Documentaire de tapis ottomane
Le Musée d’art islamique à Bab al-Khalq au Caire documente une collection de tapis appartenant à l’ère ottomane, et aussi des tapis iraniens et égyptiens. Le livre “Le voyage d’un tapis de prière au fil de l’Histoire”, édité par le Centre de recherches sur l’histoire, l’art et la culture islamiques, Istanbul, Turquie, présente une documentation académique et historique pour une collection de tapis de prières, reflétant les différentes ères historiques, par lesquelles “El-Sajjadah” a passé, depuis sa fabrication et son industrialisation manuelle dans les pays de l’Asie Centrale, la Turquie, l’Iran, le Maghreb Arabe et l’Egypte. Le livre parle aussi de la floraison de cette industrie en plus des matières premières dont sont fabriqués les tapis, ainsi que des broderies faites pour présenter de différents modèles de tapis. Cette pièce de tissu sous forme rectangulaire et dont les deux extrémités sont souvent garnies de frange, a souvent un contour formé de motifs floraux. Mais le designer cherche à ne pas excéder dans ces décorations, pour garder la cohérence et la sérénité, tout comme le mihrab de la prière qui indique la qibla à La Mecque. Donc, l’essentiel dans la fabrication des tapis de prière était d’éviter les couleurs criantes et les motifs exagérés, afin que ces facteurs ne soient pas source de distraction lors de la prière. Cependant, “El-Sajjadah”, avec le temps, est devenu petit-à-petit parfois un objet de luxe avec riches garnitures.

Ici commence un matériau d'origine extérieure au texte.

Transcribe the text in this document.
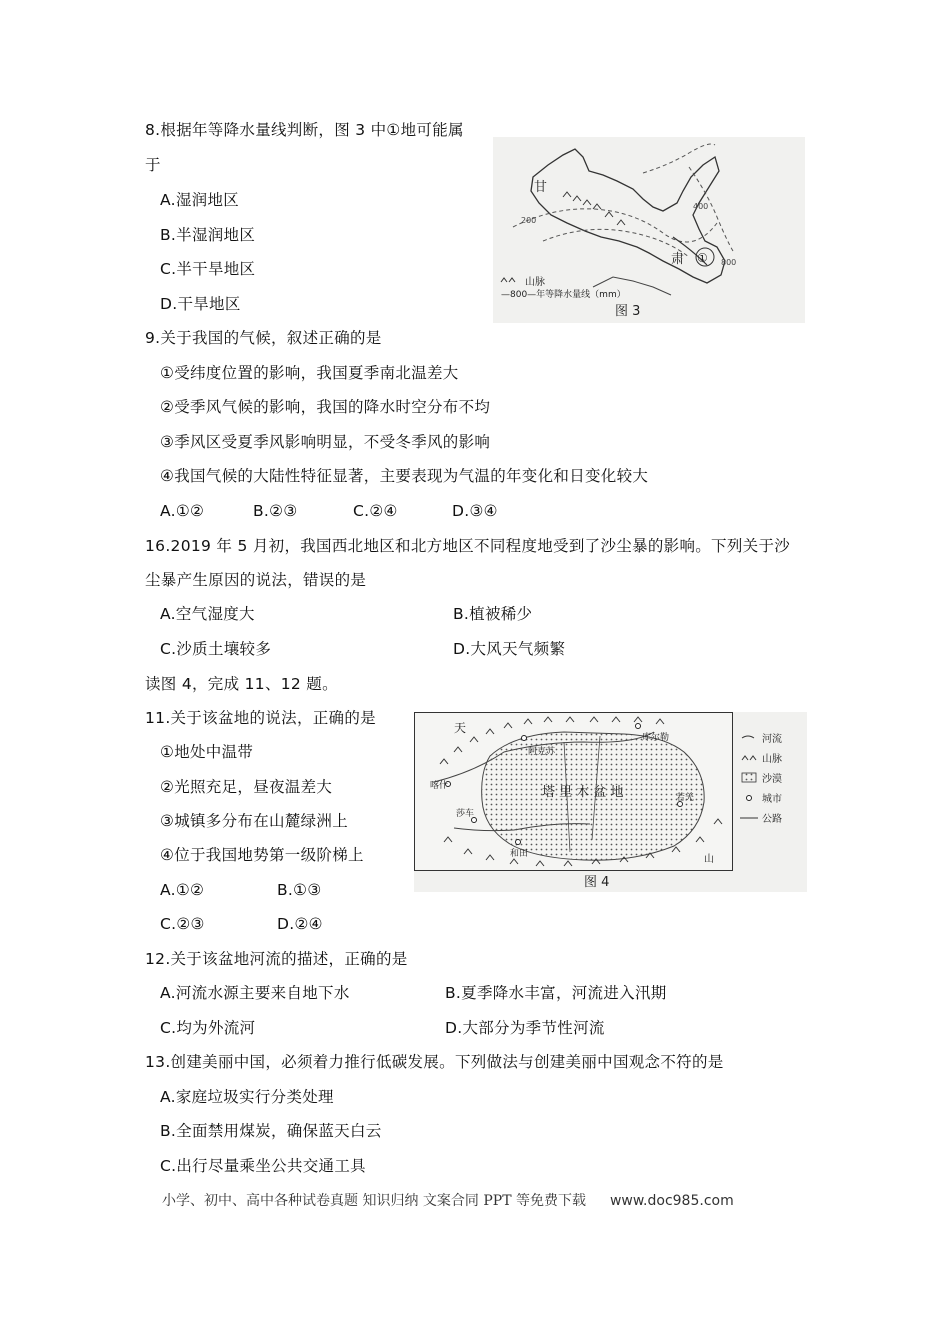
8.根据年等降水量线判断，图 3 中①地可能属
于
A.湿润地区
B.半湿润地区
C.半干旱地区
D.干旱地区
甘
肃 ①
200
400
800
山脉
—800—年等降水量线（mm）
图 3
9.关于我国的气候，叙述正确的是
①受纬度位置的影响，我国夏季南北温差大
②受季风气候的影响，我国的降水时空分布不均
③季风区受夏季风影响明显，不受冬季风的影响
④我国气候的大陆性特征显著，主要表现为气温的年变化和日变化较大
A.①②	B.②③	C.②④	D.③④
16.2019 年 5 月初，我国西北地区和北方地区不同程度地受到了沙尘暴的影响。下列关于沙
尘暴产生原因的说法，错误的是
A.空气湿度大	B.植被稀少
C.沙质土壤较多	D.大风天气频繁
读图 4，完成 11、12 题。
11.关于该盆地的说法，正确的是
①地处中温带
②光照充足，昼夜温差大
③城镇多分布在山麓绿洲上
④位于我国地势第一级阶梯上
A.①②	B.①③
C.②③	D.②④
天
山
阿克苏
库尔勒
喀什
莎车
和田
若羌
塔 里 木 盆 地
河流
山脉
沙漠
城市
公路
图 4
12.关于该盆地河流的描述，正确的是
A.河流水源主要来自地下水	B.夏季降水丰富，河流进入汛期
C.均为外流河	D.大部分为季节性河流
13.创建美丽中国，必须着力推行低碳发展。下列做法与创建美丽中国观念不符的是
A.家庭垃圾实行分类处理
B.全面禁用煤炭，确保蓝天白云
C.出行尽量乘坐公共交通工具
小学、初中、高中各种试卷真题 知识归纳 文案合同 PPT 等免费下载 www.doc985.com
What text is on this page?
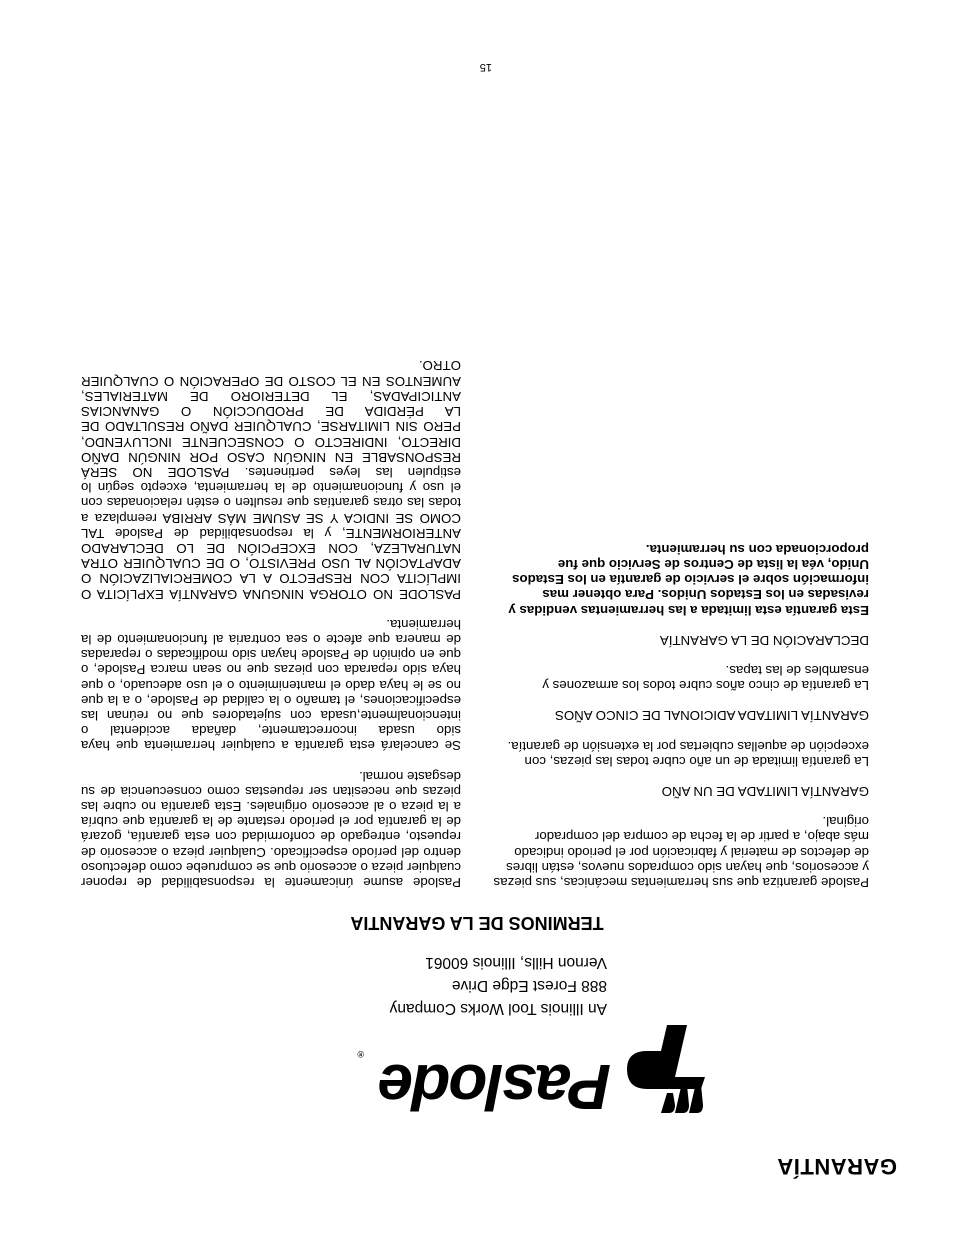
GARANTÍA
Paslode
®
An Illinois Tool Works Company
888 Forest Edge Drive
Vernon Hills, Illinois 60061
TERMINOS DE LA GARANTIA

Paslode garantiza que sus herramientas mecánicas, sus piezas y accesorios, que hayan sido comprados nuevos, están libres de defectos de material y fabricación por el periodo indicado más abajo, a partir de la fecha de compra del comprador original.

GARANTÍA LIMITADA DE UN AÑO

La garantía limitada de un año cubre todas las piezas, con excepción de aquellas cubiertas por la extensión de garantía.

GARANTÍA LIMITADA ADICIONAL DE CINCO AÑOS

La garantía de cinco años cubre todos los armazones y ensambles de las tapas.

DECLARACIÓN DE LA GARANTÍA

Esta garantía esta limitada a las herramientas vendidas y revisadas en los Estados Unidos. Para obtener mas información sobre el servicio de garantía en los Estados Unido, véa la lista de Centros de Servicio que fue proporcionada con su herramienta.

Paslode asume únicamente la responsabilidad de reponer cualquier pieza o accesorio que se compruebe como defectuoso dentro del período especificado. Cualquier pieza o accesorio de repuesto, entregado de conformidad con esta garantía, gozará de la garantía por el período restante de la garantía que cubría a la pieza o al accesorio originales. Esta garantía no cubre las piezas que necesitan ser repuestas como consecuencia de su desgaste normal.

Se cancelará esta garantía a cualquier herramienta que haya sido usada incorrectamente, dañada accidental o intencionalmente,usada con sujetadores que no reúnan las especificaciones, el tamaño o la calidad de Paslode, o a la que no se le haya dado el mantenimiento o el uso adecuado, o que haya sido reparada con piezas que no sean marca Paslode, o que en opinión de Paslode hayan sido modificadas o reparadas de manera que afecte o sea contraria al funcionamiento de la herramienta.

PASLODE NO OTORGA NINGUNA GARANTÍA EXPLÍCITA O IMPLÍCITA CON RESPECTO A LA COMERCIALIZACIÓN O ADAPTACIÓN AL USO PREVISTO, O DE CUALQUIER OTRA NATURALEZA, CON EXCEPCIÓN DE LO DECLARADO ANTERIORMENTE, y la responsabilidad de Paslode TAL COMO SE INDICA Y SE ASUME MÁS ARRIBA reemplaza a todas las otras garantías que resulten o estén relacionadas con el uso y funcionamiento de la herramienta, excepto según lo estipulen las leyes pertinentes. PASLODE NO SERÁ RESPONSABLE EN NINGÚN CASO POR NINGÚN DAÑO DIRECTO, INDIRECTO O CONSECUENTE INCLUYENDO, PERO SIN LIMITARSE, CUALQUIER DAÑO RESULTADO DE LA PÉRDIDA DE PRODUCCIÓN O GANANCIAS ANTICIPADAS, EL DETERIORO DE MATERIALES, AUMENTOS EN EL COSTO DE OPERACIÓN O CUALQUIER OTRO.

15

Le tapis de prière est lié donc à l’art islamique au niveau des décorations, des broderies et des formes géométriques et botaniques. L’on trouve également des tapis de prière qui ressemblent à la kiswa de la Kaaba (étoffe de tissu couvrant la Kaaba). L’on constate alors que le tapis de prière reflète souvent l’identité de son artisan et son lieu d’origine. A chaque tapis son trait caractéristique qui dit autant de son fabricant et du pays auquel il appartient, pour incarner ainsi la diversité culturelle et sociale de la société islamique
Symboles islamiques
Parmi les symboles islamiques utilisés en tant que motifs de décoration du tapis de prière, figurent entre autres, le mihrab, le minaret et la voûte. Les plus anciens “Sajjadah” remontent au 15e siècle. Ils sont composés de 3 pièces qui ont été sauvegardées au Musée turc d’art islamique. Ces pièces appartenaient aux Seljuks d’Anatolie qui étaient au pouvoir au 13e siècle. Ce sont eux qui ont établi les critères idéaux pour fabriquer un tapis de prière. Critères qui ont été plus tard répandus dans le monde islamique. Le tapis des Seljuks était donc un tissu avec de grandes dimensions. Il était décoré par des motifs géométriques simples, et était composé d’un petit nombre de couleurs calmes. Le contour était décoré de formes d’écriture koufie. A présent, et avec l’introduction de la technologie moderne, le matériel et les designs de tapis de prière ont changé. L’on entend donc parler du “tapis médical”. Celui-ci ressemble à un tapis ordinaire, mais est fourré d’un matériau souple qui facilite l’exécution des mouvements de la prière, notamment pour les personnes âgées et celles souffrant de maladies articulaires. Une société saoudienne a également introduit un tapis de prière qui aide à la révérence et donne un certain repos au fidèle, puisque le tapis redistribue le poids du corps entier uniformément sur toutes les parties entre le tapis et le corps. Aussi entend-on parler du “tapis smart”, doté de systèmes et de sortes de capteurs, pour surveiller les différentes étapes de la prière, dont notamment les “raka’a” et les “sujuds”. Cela se fait à l’aide d’un panneau électronique, attaché au tapis, sur le lieu où la tête touche le tapis lors de la prosternation. Ce tapis intelligent est également programmé avec un intervalle de temps entre la première et la deuxième prosternation, de sorte que le tapis n’enregistre que la réelle prosternation pendant la prière. Le fidèle est alerté alors pendant la prière contre tout oubli ou erreur commise, s’il est distrait par exemple parce qu’il pense ailleurs, ou même s’il est victime d’ignorance quant aux principes et dispositions de la prière et des prosternations.